By Enyichukwu Enemanna
US President Joe Biden has called for immediate halt to racist shootings, saying silence meant complicity.
Biden was meeting with family members of late Martin Luther King at the White House to mark the 60th anniversary of the march where MLK delivered his popular “I Have a Dream” speech in which he called on the US government to guarantee and uphold the rights of Black people.
At the meeting on Monday, Biden condemned racial injustice days after a racially motivated attack in which three Black people were killed in the US.
Biden said at the meeting which also had civil rights advocates in attendance that they “can’t let hate prevail, and it’s on the rise.”
He called for an end to the type of “hate-fueled violence” that authorities said motivated a white man to fatally shoot three Black people at a Florida store at the weekend.

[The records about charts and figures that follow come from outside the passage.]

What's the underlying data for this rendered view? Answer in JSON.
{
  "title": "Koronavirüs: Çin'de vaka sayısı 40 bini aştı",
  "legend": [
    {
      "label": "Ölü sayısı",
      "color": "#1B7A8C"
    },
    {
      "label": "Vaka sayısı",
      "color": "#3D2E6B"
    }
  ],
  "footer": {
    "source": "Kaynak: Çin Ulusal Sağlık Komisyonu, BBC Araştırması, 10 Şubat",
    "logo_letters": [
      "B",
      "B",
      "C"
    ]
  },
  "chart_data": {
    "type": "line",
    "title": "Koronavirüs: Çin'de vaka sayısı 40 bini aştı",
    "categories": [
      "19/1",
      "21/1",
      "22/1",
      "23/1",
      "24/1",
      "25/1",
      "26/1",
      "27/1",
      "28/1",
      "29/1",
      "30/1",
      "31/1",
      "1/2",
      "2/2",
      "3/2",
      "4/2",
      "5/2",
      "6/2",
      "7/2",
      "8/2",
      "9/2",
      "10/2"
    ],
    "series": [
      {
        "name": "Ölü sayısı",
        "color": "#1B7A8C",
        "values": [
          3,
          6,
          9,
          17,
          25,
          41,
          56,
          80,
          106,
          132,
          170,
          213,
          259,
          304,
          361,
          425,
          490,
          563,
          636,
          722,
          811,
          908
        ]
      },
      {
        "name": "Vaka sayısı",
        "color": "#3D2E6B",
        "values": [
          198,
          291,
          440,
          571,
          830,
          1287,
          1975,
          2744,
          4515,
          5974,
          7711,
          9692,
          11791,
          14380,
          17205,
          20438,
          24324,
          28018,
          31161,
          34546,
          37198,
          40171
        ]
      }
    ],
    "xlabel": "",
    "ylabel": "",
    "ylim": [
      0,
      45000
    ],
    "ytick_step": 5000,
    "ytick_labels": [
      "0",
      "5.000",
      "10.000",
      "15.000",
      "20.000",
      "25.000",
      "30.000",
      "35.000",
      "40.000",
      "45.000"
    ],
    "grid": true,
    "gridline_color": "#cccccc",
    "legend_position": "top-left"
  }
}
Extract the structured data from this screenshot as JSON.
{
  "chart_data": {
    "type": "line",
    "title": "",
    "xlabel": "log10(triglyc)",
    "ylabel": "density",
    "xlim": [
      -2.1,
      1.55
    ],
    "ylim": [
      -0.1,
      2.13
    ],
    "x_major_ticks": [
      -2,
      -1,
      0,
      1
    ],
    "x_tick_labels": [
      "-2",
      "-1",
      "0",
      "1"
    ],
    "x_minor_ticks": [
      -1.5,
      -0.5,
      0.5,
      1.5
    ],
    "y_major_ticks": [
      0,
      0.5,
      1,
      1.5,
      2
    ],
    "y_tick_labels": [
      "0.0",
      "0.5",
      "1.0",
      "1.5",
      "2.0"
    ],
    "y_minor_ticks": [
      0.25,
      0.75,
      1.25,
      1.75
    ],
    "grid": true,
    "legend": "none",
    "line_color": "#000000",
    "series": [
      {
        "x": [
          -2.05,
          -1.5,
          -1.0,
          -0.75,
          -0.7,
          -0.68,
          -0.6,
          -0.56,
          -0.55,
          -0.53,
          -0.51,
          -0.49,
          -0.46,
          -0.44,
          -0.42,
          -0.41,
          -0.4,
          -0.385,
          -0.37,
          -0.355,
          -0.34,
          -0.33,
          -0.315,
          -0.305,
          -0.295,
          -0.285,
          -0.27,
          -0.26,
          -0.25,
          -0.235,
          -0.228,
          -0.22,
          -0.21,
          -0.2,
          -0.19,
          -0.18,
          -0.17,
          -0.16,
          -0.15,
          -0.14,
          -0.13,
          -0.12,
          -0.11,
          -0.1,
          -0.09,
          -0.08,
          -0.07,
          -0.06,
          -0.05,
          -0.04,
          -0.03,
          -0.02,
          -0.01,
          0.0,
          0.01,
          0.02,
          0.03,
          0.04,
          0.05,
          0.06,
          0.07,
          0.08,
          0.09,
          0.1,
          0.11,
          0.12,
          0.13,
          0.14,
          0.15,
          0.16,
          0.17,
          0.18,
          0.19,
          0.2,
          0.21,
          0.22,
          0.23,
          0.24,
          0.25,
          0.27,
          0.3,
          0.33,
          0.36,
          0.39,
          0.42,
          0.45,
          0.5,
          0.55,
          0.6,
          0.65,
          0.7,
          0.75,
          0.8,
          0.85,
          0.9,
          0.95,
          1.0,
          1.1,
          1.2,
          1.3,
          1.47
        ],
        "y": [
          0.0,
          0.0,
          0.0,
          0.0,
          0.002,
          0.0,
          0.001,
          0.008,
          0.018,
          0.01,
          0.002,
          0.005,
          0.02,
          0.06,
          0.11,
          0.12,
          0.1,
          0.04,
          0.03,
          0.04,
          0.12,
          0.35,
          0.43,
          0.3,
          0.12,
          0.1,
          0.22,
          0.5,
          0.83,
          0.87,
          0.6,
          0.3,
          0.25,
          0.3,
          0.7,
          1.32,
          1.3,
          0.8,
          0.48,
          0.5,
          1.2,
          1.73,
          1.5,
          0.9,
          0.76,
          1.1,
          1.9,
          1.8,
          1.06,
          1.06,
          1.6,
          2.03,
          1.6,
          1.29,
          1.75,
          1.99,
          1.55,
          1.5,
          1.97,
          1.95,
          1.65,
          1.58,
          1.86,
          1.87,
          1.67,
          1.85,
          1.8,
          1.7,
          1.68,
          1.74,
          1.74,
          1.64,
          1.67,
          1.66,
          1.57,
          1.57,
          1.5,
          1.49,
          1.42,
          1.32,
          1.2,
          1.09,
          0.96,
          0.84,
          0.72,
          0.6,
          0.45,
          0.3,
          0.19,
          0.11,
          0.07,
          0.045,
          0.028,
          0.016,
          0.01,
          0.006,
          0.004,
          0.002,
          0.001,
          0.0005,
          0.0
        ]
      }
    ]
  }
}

The shooter, a 21-year-old white man, wore a mask as he opened fire at Black people at a Dollar General store in what authorities said was a hate crime.
Police said the shooter, who had also posted racist writings, killed himself after the action.
Biden said they could stop hatred by “talking directly to the American people because I think the vast majority of the American people agree with this table,” referring to the civil rights advocates in the room.
US Vice President Kamala Harris, the first Black person elected vice president, was also at the meeting and said Americans had more in common than what divided them.
“Yet there are those who are intentionally trying to divide us as a nation and I believe each of us has a duty, a duty to not allow factions to sever our unity,” she said.
King’s son lamented the state of racial affairs in the US, saying, “we are at a very challenging and difficult time.”